Nous laissons derrière nous des milliers de photos, des comptes, des abonnements, des conversations. Sans préparation, ce patrimoine devient un casse-tête pour les proches, quand il ne disparaît pas tout simplement. Voici comment l'organiser, sans jargon et sans passer un week-end dessus.
Qu'est-ce que l'héritage numérique ?
C'est l'ensemble de ce que vous possédez ou produisez en ligne : photos et vidéos stockées dans le cloud, comptes de messagerie et de réseaux sociaux, abonnements, achats dématérialisés (musique, livres, jeux), documents administratifs numérisés, et parfois des actifs comme des noms de domaine ou des cryptomonnaies.
En France, la loi pour une République numérique de 2016 permet à chacun de définir des directives sur le sort de ses données après sa mort, générales ou spécifiques à un service. En pratique, peu de gens le font, et les plateformes appliquent leurs propres règles.
Les cinq chantiers, par ordre de priorité
- Les accès. Sans mot de passe principal, rien n'est récupérable. Utilisez un gestionnaire de mots de passe et prévoyez une personne de confiance qui pourra y accéder (la plupart proposent un « accès d'urgence »).
- Les photos et vidéos. Rassemblez-les dans un seul espace, triez ce qui compte vraiment, et partagez dès maintenant les albums importants avec la famille. Un album partagé survit à son créateur.
- Les comptes. Facebook et Google permettent de désigner un contact légataire qui pourra fermer ou transformer le compte en mémorial. Apple propose un contact légataire pour l'iCloud. Cela prend cinq minutes.
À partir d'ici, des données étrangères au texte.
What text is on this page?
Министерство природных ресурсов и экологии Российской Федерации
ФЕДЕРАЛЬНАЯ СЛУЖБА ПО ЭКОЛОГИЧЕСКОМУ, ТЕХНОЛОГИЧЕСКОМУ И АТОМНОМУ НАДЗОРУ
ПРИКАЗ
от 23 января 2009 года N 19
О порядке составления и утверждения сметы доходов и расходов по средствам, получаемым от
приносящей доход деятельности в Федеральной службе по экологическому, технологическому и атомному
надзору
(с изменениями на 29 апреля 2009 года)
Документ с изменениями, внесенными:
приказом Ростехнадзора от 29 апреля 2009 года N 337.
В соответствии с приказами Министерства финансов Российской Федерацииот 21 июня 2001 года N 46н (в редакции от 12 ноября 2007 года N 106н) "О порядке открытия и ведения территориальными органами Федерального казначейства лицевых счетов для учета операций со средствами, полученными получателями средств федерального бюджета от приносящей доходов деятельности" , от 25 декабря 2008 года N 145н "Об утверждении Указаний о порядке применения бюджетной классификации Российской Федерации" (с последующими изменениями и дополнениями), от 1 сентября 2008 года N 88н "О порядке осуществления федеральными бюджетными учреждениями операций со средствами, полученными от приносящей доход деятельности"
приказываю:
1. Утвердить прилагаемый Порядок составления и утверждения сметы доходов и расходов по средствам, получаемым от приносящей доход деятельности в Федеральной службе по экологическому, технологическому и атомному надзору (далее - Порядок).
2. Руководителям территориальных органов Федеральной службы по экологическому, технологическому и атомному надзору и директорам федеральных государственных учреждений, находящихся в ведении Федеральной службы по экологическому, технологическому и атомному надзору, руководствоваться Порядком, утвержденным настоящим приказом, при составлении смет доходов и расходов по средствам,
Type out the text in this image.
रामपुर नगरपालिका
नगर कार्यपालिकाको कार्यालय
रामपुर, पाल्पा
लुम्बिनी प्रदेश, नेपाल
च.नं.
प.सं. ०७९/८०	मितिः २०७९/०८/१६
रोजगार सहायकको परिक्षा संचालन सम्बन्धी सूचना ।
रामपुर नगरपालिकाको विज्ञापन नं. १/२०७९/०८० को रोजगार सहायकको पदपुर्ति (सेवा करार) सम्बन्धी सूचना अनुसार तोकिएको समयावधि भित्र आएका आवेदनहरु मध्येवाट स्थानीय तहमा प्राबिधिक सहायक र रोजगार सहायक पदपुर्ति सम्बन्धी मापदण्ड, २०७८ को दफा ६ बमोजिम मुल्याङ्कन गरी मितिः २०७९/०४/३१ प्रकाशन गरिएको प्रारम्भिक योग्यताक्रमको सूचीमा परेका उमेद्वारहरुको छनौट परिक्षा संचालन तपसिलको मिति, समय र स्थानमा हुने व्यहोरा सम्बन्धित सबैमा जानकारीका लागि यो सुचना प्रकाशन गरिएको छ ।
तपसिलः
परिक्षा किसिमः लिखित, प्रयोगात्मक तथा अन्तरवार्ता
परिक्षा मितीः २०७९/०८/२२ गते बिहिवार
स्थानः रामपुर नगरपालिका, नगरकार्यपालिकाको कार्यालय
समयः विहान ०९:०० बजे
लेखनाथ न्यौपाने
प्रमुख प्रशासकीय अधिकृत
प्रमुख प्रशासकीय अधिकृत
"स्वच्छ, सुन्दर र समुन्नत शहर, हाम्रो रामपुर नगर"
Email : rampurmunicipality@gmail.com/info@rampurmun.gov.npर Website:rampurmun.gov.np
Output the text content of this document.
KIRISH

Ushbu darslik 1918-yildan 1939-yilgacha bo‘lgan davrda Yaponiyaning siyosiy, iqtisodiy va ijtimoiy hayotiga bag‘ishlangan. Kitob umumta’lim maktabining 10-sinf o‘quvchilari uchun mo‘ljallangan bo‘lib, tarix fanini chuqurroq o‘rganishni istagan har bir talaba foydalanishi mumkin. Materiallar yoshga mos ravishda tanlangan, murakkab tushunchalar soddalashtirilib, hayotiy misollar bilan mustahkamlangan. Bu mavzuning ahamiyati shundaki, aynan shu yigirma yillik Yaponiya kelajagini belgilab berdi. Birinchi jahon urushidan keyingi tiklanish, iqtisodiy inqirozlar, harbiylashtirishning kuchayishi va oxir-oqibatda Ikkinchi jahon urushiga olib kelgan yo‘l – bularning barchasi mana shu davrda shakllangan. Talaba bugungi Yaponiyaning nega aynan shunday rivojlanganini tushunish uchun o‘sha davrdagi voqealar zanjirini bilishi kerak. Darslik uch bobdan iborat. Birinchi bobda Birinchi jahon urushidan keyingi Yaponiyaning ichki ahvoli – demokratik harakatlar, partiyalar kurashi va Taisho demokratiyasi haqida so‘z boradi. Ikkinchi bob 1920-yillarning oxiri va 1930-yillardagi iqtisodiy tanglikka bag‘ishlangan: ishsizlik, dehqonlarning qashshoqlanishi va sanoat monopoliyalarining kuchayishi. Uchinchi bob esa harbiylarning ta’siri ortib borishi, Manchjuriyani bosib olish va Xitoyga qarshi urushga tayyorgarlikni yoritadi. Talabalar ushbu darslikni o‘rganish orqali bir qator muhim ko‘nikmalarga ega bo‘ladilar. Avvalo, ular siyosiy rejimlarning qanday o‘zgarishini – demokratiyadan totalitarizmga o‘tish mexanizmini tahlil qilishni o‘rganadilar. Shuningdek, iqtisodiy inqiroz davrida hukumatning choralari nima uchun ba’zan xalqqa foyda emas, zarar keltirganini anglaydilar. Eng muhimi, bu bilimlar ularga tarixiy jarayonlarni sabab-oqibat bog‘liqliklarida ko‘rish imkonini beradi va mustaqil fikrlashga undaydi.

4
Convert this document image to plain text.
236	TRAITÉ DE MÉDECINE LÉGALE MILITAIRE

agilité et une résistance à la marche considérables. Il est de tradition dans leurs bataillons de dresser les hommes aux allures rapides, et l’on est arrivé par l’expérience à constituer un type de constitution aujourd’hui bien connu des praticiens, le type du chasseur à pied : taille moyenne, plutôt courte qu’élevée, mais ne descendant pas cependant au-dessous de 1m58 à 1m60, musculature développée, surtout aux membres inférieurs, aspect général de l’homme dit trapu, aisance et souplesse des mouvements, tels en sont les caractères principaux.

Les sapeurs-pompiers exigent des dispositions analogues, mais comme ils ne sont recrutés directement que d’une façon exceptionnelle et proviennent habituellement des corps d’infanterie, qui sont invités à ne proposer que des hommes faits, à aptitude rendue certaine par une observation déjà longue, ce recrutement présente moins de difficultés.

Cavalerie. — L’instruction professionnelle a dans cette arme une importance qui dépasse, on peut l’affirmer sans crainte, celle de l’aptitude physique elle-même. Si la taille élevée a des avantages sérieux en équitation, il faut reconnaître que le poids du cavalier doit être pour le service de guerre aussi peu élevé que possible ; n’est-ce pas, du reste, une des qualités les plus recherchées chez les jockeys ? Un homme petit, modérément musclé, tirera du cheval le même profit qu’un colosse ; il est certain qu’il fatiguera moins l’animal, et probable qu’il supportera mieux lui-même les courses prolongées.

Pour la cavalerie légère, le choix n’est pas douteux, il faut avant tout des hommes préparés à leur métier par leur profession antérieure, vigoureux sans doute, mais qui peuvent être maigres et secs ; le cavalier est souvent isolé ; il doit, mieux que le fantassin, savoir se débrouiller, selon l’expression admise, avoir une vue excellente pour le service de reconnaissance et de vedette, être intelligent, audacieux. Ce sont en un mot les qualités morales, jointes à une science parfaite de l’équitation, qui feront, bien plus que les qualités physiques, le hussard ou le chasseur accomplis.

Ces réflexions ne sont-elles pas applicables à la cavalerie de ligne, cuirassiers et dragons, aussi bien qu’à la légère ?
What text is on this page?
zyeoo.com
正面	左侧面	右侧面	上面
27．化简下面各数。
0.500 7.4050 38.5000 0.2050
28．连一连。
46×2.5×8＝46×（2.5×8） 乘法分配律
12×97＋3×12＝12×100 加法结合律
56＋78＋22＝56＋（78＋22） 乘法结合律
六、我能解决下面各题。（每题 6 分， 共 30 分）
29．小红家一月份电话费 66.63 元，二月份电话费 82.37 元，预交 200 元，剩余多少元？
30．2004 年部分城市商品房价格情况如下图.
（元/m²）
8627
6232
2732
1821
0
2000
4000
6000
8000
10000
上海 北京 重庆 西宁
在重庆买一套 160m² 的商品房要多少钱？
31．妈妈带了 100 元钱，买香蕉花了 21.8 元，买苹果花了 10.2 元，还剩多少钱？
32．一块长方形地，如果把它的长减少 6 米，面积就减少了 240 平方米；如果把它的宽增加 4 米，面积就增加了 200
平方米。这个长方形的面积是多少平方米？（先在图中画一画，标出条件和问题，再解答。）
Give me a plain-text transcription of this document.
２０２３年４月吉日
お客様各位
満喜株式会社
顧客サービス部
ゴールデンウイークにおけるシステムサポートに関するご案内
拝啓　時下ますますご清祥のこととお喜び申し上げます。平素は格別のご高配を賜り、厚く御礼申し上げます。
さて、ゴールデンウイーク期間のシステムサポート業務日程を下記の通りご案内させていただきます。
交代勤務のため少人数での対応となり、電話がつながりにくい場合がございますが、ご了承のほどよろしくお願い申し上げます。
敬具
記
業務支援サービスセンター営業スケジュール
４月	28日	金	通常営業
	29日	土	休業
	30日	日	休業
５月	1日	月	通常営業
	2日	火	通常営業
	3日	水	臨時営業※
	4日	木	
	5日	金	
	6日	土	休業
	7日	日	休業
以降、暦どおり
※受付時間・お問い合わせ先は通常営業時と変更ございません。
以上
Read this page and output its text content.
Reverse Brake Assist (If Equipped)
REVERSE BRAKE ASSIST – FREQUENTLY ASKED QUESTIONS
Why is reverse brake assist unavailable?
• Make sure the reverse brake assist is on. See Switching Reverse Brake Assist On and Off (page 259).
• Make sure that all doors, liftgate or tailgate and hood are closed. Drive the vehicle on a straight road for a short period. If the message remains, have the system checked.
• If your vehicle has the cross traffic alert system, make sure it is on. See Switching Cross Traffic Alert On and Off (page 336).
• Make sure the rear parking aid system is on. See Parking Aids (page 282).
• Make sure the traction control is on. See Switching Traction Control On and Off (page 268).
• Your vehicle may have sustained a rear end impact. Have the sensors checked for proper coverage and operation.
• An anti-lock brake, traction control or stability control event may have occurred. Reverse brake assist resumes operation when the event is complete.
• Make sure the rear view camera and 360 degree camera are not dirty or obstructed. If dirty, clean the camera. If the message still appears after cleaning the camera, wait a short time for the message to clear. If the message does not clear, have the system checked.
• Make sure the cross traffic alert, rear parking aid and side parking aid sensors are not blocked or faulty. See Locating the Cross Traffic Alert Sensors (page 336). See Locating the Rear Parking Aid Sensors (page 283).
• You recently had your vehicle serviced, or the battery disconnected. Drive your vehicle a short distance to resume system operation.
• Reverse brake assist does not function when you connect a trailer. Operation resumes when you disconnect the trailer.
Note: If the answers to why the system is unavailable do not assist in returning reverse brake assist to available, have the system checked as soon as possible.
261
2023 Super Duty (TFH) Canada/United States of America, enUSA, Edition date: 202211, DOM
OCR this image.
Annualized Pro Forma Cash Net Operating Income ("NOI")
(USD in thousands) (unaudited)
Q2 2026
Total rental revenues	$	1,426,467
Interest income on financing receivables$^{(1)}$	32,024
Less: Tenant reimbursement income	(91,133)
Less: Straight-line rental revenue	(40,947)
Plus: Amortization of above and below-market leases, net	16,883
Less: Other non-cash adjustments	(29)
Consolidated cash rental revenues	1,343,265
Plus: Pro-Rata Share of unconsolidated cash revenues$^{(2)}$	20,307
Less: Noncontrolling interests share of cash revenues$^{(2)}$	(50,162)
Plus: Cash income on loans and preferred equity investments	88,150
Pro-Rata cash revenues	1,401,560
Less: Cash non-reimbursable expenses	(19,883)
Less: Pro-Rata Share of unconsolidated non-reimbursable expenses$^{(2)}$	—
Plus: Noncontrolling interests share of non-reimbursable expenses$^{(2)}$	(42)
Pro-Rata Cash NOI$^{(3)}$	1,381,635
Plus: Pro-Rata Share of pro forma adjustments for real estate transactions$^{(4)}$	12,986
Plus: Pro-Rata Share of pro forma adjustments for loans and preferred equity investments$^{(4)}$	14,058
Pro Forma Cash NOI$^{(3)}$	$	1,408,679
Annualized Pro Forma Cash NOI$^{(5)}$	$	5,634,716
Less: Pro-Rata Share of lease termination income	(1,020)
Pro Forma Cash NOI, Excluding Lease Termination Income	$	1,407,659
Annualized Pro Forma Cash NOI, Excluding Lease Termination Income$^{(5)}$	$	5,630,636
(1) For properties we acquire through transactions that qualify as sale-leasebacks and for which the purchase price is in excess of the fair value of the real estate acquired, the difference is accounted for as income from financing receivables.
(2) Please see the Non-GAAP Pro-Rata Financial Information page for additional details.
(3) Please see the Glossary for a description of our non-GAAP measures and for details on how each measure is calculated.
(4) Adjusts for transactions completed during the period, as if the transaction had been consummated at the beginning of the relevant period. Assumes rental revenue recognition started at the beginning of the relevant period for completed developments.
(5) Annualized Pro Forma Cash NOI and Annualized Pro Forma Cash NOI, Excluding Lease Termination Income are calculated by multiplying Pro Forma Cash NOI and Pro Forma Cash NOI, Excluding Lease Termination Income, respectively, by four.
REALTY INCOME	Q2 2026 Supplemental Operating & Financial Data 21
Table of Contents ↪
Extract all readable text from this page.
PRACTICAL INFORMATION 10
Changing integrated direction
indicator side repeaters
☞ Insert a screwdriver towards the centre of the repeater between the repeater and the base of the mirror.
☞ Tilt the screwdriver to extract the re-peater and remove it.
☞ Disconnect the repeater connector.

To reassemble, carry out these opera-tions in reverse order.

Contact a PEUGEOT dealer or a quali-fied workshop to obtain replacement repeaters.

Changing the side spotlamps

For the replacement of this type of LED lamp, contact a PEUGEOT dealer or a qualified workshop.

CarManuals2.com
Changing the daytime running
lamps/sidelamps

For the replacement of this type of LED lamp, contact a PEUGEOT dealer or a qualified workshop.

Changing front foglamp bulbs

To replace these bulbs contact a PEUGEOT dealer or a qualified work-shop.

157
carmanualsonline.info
- Les abonnements et les paiements. Listez ce qui est prélevé automatiquement. Vos proches devront les résilier ; une liste leur évitera des mois de prélèvements et de courriers.
- Les mots que vous voulez laisser. C'est le chantier que tout le monde remet, et le seul qui ne peut pas être fait par quelqu'un d'autre. Voir plus bas.
Ce que les proches ne peuvent pas faire sans vous
Une fois le décès survenu, vos proches peuvent obtenir la clôture des comptes et parfois la récupération de données, avec un acte de décès et beaucoup de patience. Ils ne peuvent pas, en revanche, retrouver un message que vous n'avez jamais écrit, ni deviner ce que vous auriez voulu dire à chacun.
C'est pour cela que les lettres, photos commentées, enregistrements et vidéos destinés à des personnes précises méritent un espace à part, distinct du reste de votre vie numérique : un espace privé, que vous modifiez tant que vous êtes là, et qui n'est remis qu'après une vérification humaine du décès. C'est la raison d'être de DUNELIA.
Une checklist en une page
- Un gestionnaire de mots de passe avec un accès d'urgence désigné.
- Un contact légataire sur Google, Apple et Facebook.
- Un dossier « en cas de décès » (papier ou numérique) avec la liste des comptes, abonnements et contrats.
- Des albums partagés pour les photos qui comptent.
- Un espace pour vos messages posthumes, avec un destinataire désigné pour chacun.
Faites une chose par semaine. En un mois, l'essentiel est en place, et vous ne laisserez pas à vos proches une enquête à mener en plein deuil.